As to the question of how the ‘4 per banda’ from the avviso sent to the Urbino court (see Episode Seven) is to be interpreted, we may assume that the confrontation between Caravaggio and Ranuccio may have started as a match with two, three or four players on each side, all three types of matches being common at the time. If two players had a score to settle, however, a singles match was the automatic choice. A tennis match was seen as an attractive alternative to a swordfight, preferably with a stake to fit the occasion. We can take it for granted that the two tennis opponents had agreed on the nature of the bet when they challenged each other to a tennis match. It may have been a money wager of 10 scudi, mentioned in the Urbino report. Bets were regarded as legitimate calculated risks in dexterity games such as tennis. It must have been the vagaries of the scoring method that ignited the subsequent duel, in which the fatal blow was eventually inflicted. Ranuccio was mortally wounded when Caravaggio obviously ruptured the femoral artery near his opponent’s groin. It was for their active role in the ill-fated tennis match and ensuing fight that Onorio Longhi and the Giugoli brothers defied court orders and went into hiding.

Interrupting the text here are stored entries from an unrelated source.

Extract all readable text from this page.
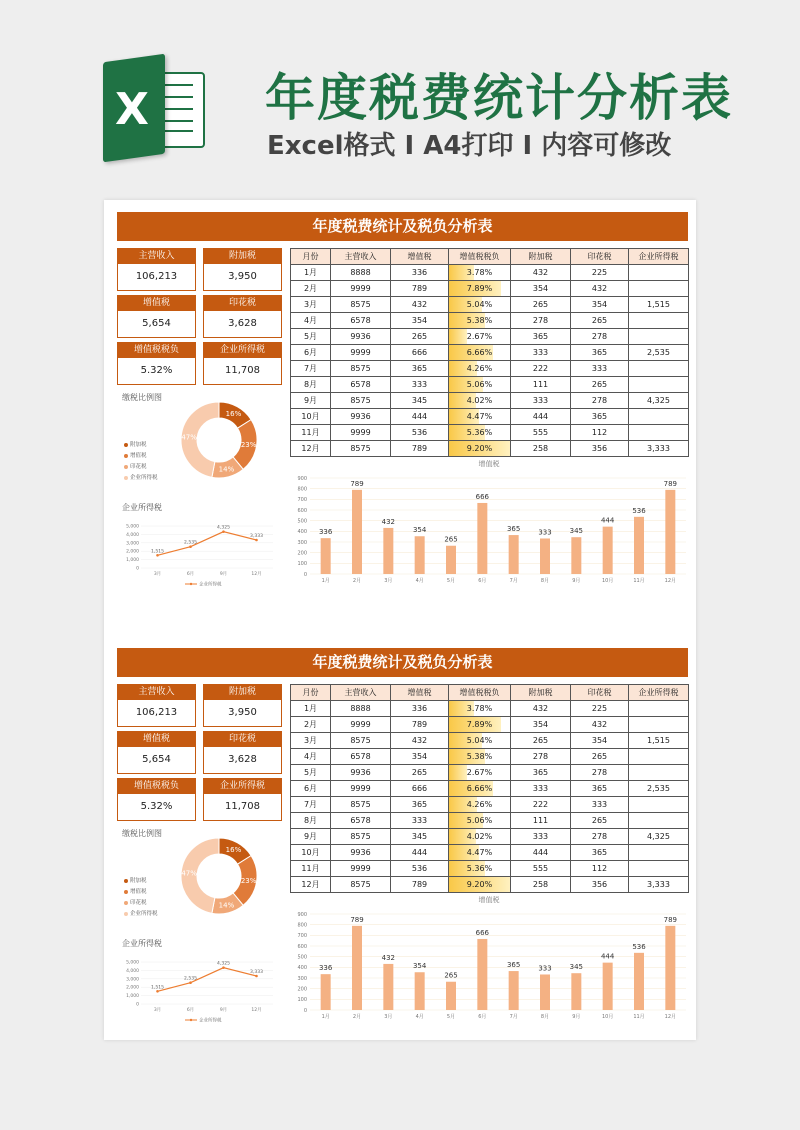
X 年度税费统计分析表
Excel格式 I A4打印 I 内容可修改
年度税费统计及税负分析表
主营收入
106,213
附加税
3,950
增值税
5,654
印花税
3,628
增值税税负
5.32%
企业所得税
11,708
月份	主营收入	增值税	增值税税负	附加税	印花税	企业所得税
1月	8888	336	3.78%	432	225	
2月	9999	789	7.89%	354	432	
3月	8575	432	5.04%	265	354	1,515
4月	6578	354	5.38%	278	265	
5月	9936	265	2.67%	365	278	
6月	9999	666	6.66%	333	365	2,535
7月	8575	365	4.26%	222	333	
8月	6578	333	5.06%	111	265	
9月	8575	345	4.02%	333	278	4,325
10月	9936	444	4.47%	444	365	
11月	9999	536	5.36%	555	112	
12月	8575	789	9.20%	258	356	3,333
缴税比例图
附加税
增值税
印花税
企业所得税
16%
23%
14%
47%
企业所得税
5,000
4,000
3,000
2,000
1,000
0
1,515
3月
2,535
6月
4,325
9月
3,333
12月
企业所得税
增值税
900
800
700
600
500
400
300
200
100
0
336
1月
789
2月
432
3月
354
4月
265
5月
666
6月
365
7月
333
8月
345
9月
444
10月
536
11月
789
12月
年度税费统计及税负分析表
主营收入
106,213
附加税
3,950
增值税
5,654
印花税
3,628
增值税税负
5.32%
企业所得税
11,708
月份	主营收入	增值税	增值税税负	附加税	印花税	企业所得税
1月	8888	336	3.78%	432	225	
2月	9999	789	7.89%	354	432	
3月	8575	432	5.04%	265	354	1,515
4月	6578	354	5.38%	278	265	
5月	9936	265	2.67%	365	278	
6月	9999	666	6.66%	333	365	2,535
7月	8575	365	4.26%	222	333	
8月	6578	333	5.06%	111	265	
9月	8575	345	4.02%	333	278	4,325
10月	9936	444	4.47%	444	365	
11月	9999	536	5.36%	555	112	
12月	8575	789	9.20%	258	356	3,333
缴税比例图
附加税
增值税
印花税
企业所得税
16%
23%
14%
47%
企业所得税
5,000
4,000
3,000
2,000
1,000
0
1,515
3月
2,535
6月
4,325
9月
3,333
12月
企业所得税
增值税
900
800
700
600
500
400
300
200
100
0
336
1月
789
2月
432
3月
354
4月
265
5月
666
6月
365
7月
333
8月
345
9月
444
10月
536
11月
789
12月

It is the secluded nature of tennis that is responsible for the lack of facts known about the match. Caravaggio’s and Ranuccio Tomassoni’s ‘banda’ of four were admitted to the court, perhaps with a few hand-picked friends. We may well assume that both the match and the violent brawl which followed must have taken place within the confines of the tennis court, probably even on court. It was imperative for our two protagonists to settle their conflict indoors because duelling was prohibited in Rome and punishable by death, bando capitale .

Students of the University of Padua playing tennis (1610, figure near the net is the Pallaro), Gouache, private collection.

But there was at least one other person present: the tennis professional who marked the game they played, as was customary. There is no record among the 1606 Tribunale testimonies of the Caravaggio trials in which a pallaro testified. The tennis court Padrone, or his assistant, must have made the booking with Caravaggio or Tomassoni personally, and have tried to secure the court fee after the match. But things had got out of hand. The professionals obviously had failed to claim payment afterwards, players and witnesses having fled the crime scene precipitately. The tennis pros (Francesco ‘lo Zoppo’ and Orazio Bramante , see previous episode) must have preferred to remain out of the limelight, not coming forward as witnesses to the homicide committed on or near their court. But in private conversations they had probably shown no scruples in relating all the juicy details of what had happened on court.